Virtual objects are 'noclip', cannot be directly handled, they can be recorded only through the intermediary of a device: sound and light by video, light meter or camera, and microphone.
Temperature is both real and subjective, a thermometer and how a place feels.
Questions arise: how does one measure gravity?
And what exactly is it that deflects dowsing rods?
Gravity in its true, scientific sense can be measured with a pendulum: here is how to do it: [LINK]. This is not a terribly practical thing to do, all I need is a pendulum made from washers, a ring stand, string, a spring clamp, 2 small pieces of wood, and a protractor.But it is interesting that it is considered fairly accurate!
I am guessing but perhaps we are more sensitive to gravity, and the sensations of underlying fault lines, cracks and anomalous densities than we know?
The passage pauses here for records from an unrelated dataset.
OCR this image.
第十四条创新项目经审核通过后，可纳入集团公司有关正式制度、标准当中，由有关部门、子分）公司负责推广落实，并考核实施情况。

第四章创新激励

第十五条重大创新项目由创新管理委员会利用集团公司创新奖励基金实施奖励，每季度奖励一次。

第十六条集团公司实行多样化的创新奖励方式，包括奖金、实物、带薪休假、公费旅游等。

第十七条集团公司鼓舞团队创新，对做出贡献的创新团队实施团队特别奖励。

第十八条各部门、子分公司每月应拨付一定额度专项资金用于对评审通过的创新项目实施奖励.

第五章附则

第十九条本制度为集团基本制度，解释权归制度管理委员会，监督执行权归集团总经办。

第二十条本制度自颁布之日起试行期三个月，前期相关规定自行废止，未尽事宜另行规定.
But magnetism is weird, I'd never asked myself before just why exactly North is North; I supposed that it was all to do with the iron core of the earth.
But now I'm not so sure.
About anything, really!
Compared to magnetism and gravity, the subject of ghosts is easy-peasy. Ghosts are experienced and not measured. Ghosts are anomalous phenomenon. I'm happy to leave it at that!
Finally, theory. Theory provides numerous narratives through which information is subdivided, filtered and perceived. The best thing is, theory is plural; there is never just one theory per place.
So, Easter -when Christ followed Adonis, followed Tammuz, followed Damuzi...Persephone's brother, Persephone's husband...is just about the right time to finish The Bronze Age part of this investigation. But only if I don't think too much about it!
The Cambridge Ritualists simplified matters by considering there to be just one god of vegetation:
The oldest version of this myth is "The Descent of Inanna" in which the Goddess 'turns her ear to the great below' and is killed by her sister, Ereshkigal. Inanna escapes, but only because her husband takes her place. As Inanna mourns for her husband and crops begin to die, her brother's sister offers to take his place in the underworld for half the year: Gehtinanna is Lady of the Vine.
Damuzi is the spring offering, whilst Geshtinanna dies in the autumn...
But I have a family and commitments and time is passing plus the Iron Age is calling me. I've been stuck with Woodhenge and The Sanctuary for quite a while, time to finish that section tomorrow.